Mais est-ce qu'elle est populaire? On a l'impression que ce n'est pas du tout le cas.

Le poste de vice-président est très ingrat. La seule fonction constitutionnelle du vice-président ou de la vice-présidente, consiste à être là au cas où le président aurait une défaillance et ne pourrait plus exercer le pouvoir. Donc, avec cette fonction, vient l'obligation de se faire relativement discret. Il ne faut pas avoir l'air de vouloir prendre la place du grand chef. C’est un poste ingrat et j'ai rarement vu des vice-présidents ayant une grande popularité. Ce n'est pas leur travail.

Maintenant, il est vrai que Kamala Harris était jusqu'à présent assez bas dans les sondages, mais on voit qu'elle est beaucoup plus présente dans la campagne, pas simplement depuis une semaine, depuis plusieurs mois. Elle intervient beaucoup sur les questions de défense, de sécurité, l'avortement, l'éducation, la santé des femmes. Elle peut nous surprendre en bien parce qu'au fond on ne la connaît pas très bien.

Ensuite, au-delà de Kamala Harris, il y a vraiment beaucoup de talents au sein du parti démocrate, parmi des gouverneurs, les sénateurs. Certains se préparent pour 2028. Ils pourraient se déclarer maintenant, mais n'ont aucune envie d'apparaître comme le traître se révoltant contre un très bon président sortant, et qui de surcroît pourrait plomber encore davantage la chance des démocrates en novembre.
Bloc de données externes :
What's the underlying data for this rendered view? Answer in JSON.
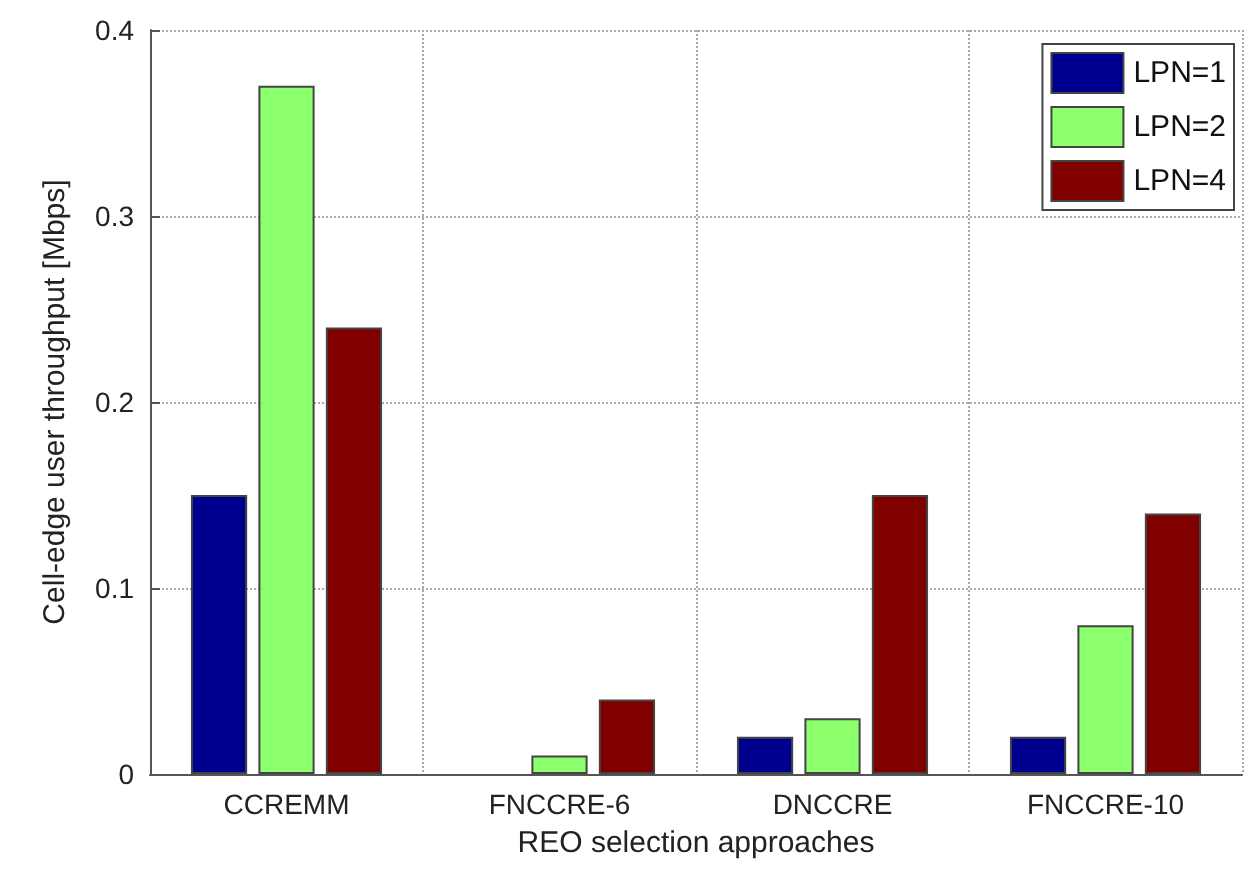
{
  "chart_data": {
    "type": "bar",
    "xlabel": "REO selection approaches",
    "ylabel": "Cell-edge user throughput [Mbps]",
    "categories": [
      "CCREMM",
      "FNCCRE-6",
      "DNCCRE",
      "FNCCRE-10"
    ],
    "series": [
      {
        "name": "LPN=1",
        "color": "#00008f",
        "values": [
          0.15,
          0,
          0.02,
          0.02
        ]
      },
      {
        "name": "LPN=2",
        "color": "#8cff6c",
        "values": [
          0.37,
          0.01,
          0.03,
          0.08
        ]
      },
      {
        "name": "LPN=4",
        "color": "#800000",
        "values": [
          0.24,
          0.04,
          0.15,
          0.14
        ]
      }
    ],
    "ylim": [
      0,
      0.4
    ],
    "yticks": [
      0,
      0.1,
      0.2,
      0.3,
      0.4
    ],
    "grid": true,
    "legend": "top right"
  }
}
Peut-être un dernier point, depuis le débat Donald Trump est particulièrement discret, ce qui n'est pas quelque chose qui en général le caractérise. Pourquoi?

Donald Trump n'a même pas besoin de faire campagne. Évidemment, il ne peut que se frotter les mains en voyant le camp démocrate aussi divisé et donc aussi affaibli.

Pour lui, c'est une aubaine que Joe Biden maintienne sa candidature.

C’est certain. Imaginons que Joe Biden se retire. Il y a forcément un autre candidat, probablement Kamala Harris, mais ça pourrait effectivement être quelqu'un d'autre.

Tout d'un coup, cette nouvelle personne va donner un coup de fraîcheur dans une campagne qui est extrêmement morose. Cela suscitera de l'intérêt, ça va prendre beaucoup de place dans les médias. Donc Donald Trump n'a qu'à souhaiter que Joe Biden se maintienne.